When you use Logtail to collect logs from standard Docker containers or Kubernetes containers, errors may occur. This topic describes the operations that you can perform to troubleshoot the errors and check the running status of Logtail.
Check the heartbeat status of a machine group
You can check the heartbeat status of a machine group to check whether Logtail is successfully installed.
Check the heartbeat status of the machine group.
Log on to the Simple Log Service console.
In the Projects section, click the project that you want to manage.
In the left-side navigation pane, choose .
In the Machine Groups list, click the machine group whose heartbeat status you want to check.
On the Machine Group Configurations page, check the machine group status and record the number of nodes whose heartbeat status is OK.
Count the number of worker nodes in the cluster to which your container belongs.
Run the following command to view the number of worker nodes in the cluster:
kubectl get node | grep -v master
The system returns information that is similar to the following code:
NAME STATUS ROLES AGE VERSION cn-hangzhou.i-bp17enxc2us3624wexh2 Ready <none> 238d v1.10.4 cn-hangzhou.i-bp1ad2b02jtqd1shi2ut Ready <none> 220d v1.10.4
Check whether the number of nodes whose heartbeat status is OK is equal to the number of worker nodes in the cluster. Then, select a troubleshooting method based on the check result.
The heartbeat status of all nodes in the machine group is Failed.
If you collect logs from standard Docker containers, check whether the values of the
${your_region_name}
,${your_aliyun_user_id}
, and${your_machine_group_user_defined_id}
parameters are valid. For more information, see Collect logs from standard Docker containers.If you use a Container Service for Kubernetes (ACK) cluster, submit a ticket. For more information, see Install Logtail.
If you use a self-managed Kubernetes cluster, check whether the values of the
{your-project-suffix}
,{regionId}
,{aliuid}
,{access-key-id}
, and{access-key-secret}
parameters are valid. For more information, see Collect text logs from Kubernetes containers in Sidecar mode.If the values are invalid, run the
helm del --purge alibaba-log-controller
command to delete the installation package and then re-install the package.
The number of nodes whose heartbeat status is OK in the machine group is less than the number of worker nodes in the cluster.
Check whether a YAML file is used to deploy the required DaemonSet.
Run the following command.
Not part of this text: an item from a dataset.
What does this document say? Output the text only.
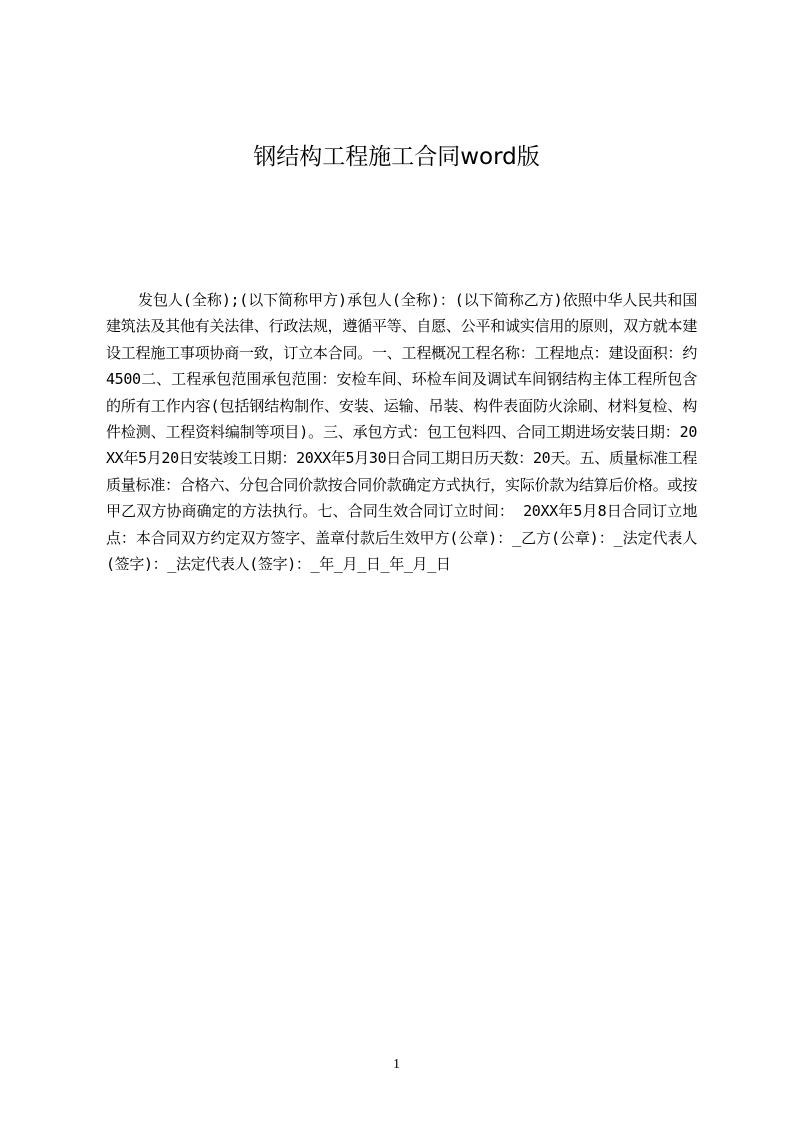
钢结构工程施工合同word版

发包人(全称);(以下简称甲方)承包人(全称)：(以下简称乙方)依照中华人民共和国建筑法及其他有关法律、行政法规，遵循平等、自愿、公平和诚实信用的原则，双方就本建设工程施工事项协商一致，订立本合同。一、工程概况工程名称：工程地点：建设面积：约4500二、工程承包范围承包范围：安检车间、环检车间及调试车间钢结构主体工程所包含的所有工作内容(包括钢结构制作、安装、运输、吊装、构件表面防火涂刷、材料复检、构件检测、工程资料编制等项目)。三、承包方式：包工包料四、合同工期进场安装日期：20XX年5月20日安装竣工日期：20XX年5月30日合同工期日历天数：20天。五、质量标准工程质量标准：合格六、分包合同价款按合同价款确定方式执行，实际价款为结算后价格。或按甲乙双方协商确定的方法执行。七、合同生效合同订立时间： 20XX年5月8日合同订立地点：本合同双方约定双方签字、盖章付款后生效甲方(公章)：_乙方(公章)：_法定代表人(签字)：_法定代表人(签字)：_年_月_日_年_月_日

1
If a response is returned, the DaemonSet is deployed by using the YAML file.
kubectl get po -n kube-system -l k8s-app=logtail
Download the latest version of the Logtail DaemonSet template.
Configure the ${your_region_name}, ${your_aliyun_user_id}, and ${your_machine_group_name} parameters based on your business requirements.
Run the following command to update the YAML file:
kubectl apply -f ./logtail-daemonset.yaml
In other cases, submit a ticket.
Check the collection status of container logs
If no logs exist in the Consumption Preview section or on the query and analysis page of the related Logstore when you query data in the Simple Log Service console, Simple Log Service does not collect logs from your container. In this case, check the status of your container and perform the following operations.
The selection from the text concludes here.